🤖 AI Summary
Despite growing interest in applying large language models (LLMs) to combinatorial optimization (CO), the field lacks a systematic synthesis of applications, challenges, and methodological gaps. Method: Following the PRISMA guidelines, we systematically identified and analyzed 103 studies from Scopus and Google Scholar, establishing the first four-dimensional taxonomy—spanning task types, model architectures, domain-specific evaluation benchmarks, and application scenarios—and employed semantic analysis and topic modeling to characterize LLM usage in solution generation, representation learning, and constraint modeling. Contribution/Results: We identify critical limitations including data scarcity, poor generalization across problem classes, and insufficient interpretability.
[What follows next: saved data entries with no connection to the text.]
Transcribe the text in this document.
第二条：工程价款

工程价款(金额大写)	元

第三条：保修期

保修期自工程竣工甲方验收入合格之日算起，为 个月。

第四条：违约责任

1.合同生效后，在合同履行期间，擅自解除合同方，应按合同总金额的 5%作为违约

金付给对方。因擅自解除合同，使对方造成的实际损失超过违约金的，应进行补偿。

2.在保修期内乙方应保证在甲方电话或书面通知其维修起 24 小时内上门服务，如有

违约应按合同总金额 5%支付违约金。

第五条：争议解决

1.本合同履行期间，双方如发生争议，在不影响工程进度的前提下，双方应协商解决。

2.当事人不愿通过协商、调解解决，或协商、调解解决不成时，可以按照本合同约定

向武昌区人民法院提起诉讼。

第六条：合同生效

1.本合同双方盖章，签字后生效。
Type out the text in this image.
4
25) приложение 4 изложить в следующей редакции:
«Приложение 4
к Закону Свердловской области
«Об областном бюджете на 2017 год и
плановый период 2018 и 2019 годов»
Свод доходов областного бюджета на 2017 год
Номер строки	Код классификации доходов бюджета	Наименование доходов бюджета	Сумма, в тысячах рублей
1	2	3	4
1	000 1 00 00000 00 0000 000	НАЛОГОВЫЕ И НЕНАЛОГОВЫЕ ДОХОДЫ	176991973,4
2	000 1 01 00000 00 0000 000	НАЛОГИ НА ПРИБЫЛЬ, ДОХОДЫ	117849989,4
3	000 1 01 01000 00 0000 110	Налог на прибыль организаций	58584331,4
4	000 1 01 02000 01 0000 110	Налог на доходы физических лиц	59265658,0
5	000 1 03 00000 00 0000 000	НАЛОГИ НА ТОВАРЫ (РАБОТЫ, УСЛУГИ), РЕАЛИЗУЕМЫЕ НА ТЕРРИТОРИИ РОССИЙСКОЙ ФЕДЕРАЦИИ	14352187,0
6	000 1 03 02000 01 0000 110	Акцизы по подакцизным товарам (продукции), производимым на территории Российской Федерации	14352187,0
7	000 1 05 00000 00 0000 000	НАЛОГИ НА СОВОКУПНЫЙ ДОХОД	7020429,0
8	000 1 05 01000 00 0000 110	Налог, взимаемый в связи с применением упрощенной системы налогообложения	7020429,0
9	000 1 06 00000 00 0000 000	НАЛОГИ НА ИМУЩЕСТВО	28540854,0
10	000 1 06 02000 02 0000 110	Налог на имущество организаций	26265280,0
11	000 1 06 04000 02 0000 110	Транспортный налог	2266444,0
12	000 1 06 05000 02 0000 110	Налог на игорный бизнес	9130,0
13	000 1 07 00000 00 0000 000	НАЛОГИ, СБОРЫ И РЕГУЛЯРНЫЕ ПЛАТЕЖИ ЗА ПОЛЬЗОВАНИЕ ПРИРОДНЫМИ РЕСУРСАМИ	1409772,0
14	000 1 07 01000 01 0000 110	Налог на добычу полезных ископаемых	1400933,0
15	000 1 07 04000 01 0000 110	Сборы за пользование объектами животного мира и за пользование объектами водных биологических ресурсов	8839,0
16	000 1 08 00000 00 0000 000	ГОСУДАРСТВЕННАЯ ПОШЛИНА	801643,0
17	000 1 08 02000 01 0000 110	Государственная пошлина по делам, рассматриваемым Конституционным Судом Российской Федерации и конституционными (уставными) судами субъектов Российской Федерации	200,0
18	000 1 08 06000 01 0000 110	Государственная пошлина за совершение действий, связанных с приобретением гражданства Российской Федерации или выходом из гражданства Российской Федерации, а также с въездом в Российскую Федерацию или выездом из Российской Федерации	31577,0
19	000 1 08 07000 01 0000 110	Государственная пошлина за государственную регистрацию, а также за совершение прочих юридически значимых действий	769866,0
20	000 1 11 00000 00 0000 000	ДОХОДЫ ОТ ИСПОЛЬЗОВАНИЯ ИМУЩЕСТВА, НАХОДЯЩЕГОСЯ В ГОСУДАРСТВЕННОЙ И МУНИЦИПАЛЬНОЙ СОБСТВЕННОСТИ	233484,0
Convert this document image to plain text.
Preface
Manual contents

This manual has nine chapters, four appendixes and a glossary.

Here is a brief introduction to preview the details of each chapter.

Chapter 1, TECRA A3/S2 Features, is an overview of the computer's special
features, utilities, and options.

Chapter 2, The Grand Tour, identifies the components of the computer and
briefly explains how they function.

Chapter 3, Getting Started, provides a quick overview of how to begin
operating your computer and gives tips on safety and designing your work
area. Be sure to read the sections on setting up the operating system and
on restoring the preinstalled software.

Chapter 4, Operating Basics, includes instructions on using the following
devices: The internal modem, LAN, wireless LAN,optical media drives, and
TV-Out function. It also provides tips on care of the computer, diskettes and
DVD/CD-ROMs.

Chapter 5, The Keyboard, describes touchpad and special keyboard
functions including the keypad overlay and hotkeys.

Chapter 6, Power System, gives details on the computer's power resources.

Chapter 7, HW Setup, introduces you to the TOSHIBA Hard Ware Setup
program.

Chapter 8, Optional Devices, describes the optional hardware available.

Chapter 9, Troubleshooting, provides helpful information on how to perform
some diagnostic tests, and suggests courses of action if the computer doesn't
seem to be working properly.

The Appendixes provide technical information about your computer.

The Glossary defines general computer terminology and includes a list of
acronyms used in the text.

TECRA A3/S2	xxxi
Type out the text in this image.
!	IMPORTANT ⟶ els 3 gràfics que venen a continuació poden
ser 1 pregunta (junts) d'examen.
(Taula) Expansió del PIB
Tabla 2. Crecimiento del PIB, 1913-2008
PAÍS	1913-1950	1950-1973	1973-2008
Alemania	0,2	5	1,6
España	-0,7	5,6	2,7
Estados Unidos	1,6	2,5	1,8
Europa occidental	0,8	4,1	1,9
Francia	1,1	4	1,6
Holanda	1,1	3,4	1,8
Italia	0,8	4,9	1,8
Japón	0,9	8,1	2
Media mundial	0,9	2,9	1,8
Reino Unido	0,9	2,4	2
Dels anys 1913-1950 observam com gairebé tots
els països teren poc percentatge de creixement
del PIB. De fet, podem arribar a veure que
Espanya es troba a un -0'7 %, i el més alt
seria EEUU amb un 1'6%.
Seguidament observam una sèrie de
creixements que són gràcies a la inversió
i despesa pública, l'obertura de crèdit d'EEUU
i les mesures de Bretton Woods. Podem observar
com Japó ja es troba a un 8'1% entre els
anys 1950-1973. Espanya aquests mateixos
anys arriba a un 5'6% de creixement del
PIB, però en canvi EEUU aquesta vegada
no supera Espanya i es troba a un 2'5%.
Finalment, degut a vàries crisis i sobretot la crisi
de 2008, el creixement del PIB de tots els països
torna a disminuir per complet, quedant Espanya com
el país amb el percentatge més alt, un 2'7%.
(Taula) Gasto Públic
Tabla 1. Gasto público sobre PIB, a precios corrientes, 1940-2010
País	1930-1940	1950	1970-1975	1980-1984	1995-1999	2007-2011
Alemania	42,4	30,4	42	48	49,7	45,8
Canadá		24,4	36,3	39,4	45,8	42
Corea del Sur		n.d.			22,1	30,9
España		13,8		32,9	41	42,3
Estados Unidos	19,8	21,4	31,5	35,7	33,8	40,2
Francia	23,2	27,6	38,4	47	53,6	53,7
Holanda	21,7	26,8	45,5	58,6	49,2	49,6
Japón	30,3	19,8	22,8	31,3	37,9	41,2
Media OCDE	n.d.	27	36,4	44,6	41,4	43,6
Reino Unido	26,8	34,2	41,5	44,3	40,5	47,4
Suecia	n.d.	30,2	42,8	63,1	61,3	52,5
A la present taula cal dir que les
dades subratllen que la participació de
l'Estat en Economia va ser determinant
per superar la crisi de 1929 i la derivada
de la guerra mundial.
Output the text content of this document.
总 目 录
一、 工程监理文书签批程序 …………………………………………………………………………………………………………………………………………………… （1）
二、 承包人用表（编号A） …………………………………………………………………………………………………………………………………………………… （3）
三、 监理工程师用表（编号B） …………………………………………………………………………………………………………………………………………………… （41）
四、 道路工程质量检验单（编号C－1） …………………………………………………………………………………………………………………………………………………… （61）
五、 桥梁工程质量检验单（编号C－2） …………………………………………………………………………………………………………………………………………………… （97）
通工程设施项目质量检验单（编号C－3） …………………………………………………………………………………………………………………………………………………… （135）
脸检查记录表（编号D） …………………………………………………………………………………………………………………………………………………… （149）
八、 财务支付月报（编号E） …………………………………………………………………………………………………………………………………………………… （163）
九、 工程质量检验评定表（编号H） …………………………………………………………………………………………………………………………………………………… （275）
This work delivers the first structured knowledge graph and methodological framework for the LLM–CO intersection, and proposes concrete future directions: scalable prompt engineering, domain-adaptive pretraining, and neuro-symbolic hybrid modeling.
📝 Abstract
This systematic review explores the application of Large Language Models (LLMs) in Combinatorial Optimization (CO). We report our findings using the Preferred Reporting Items for Systematic Reviews and Meta-Analyses (PRISMA) guidelines. We conduct a literature search via Scopus and Google Scholar, examining over 2,000 publications. We assess publications against four inclusion and four exclusion criteria related to their language, research focus, publication year, and type. Eventually, we select 103 studies. We classify these studies into semantic categories and topics to provide a comprehensive overview of the field, including the tasks performed by LLMs, the architectures of LLMs, the existing datasets specifically designed for evaluating LLMs in CO, and the field of application. Finally, we identify future directions for leveraging LLMs in this field.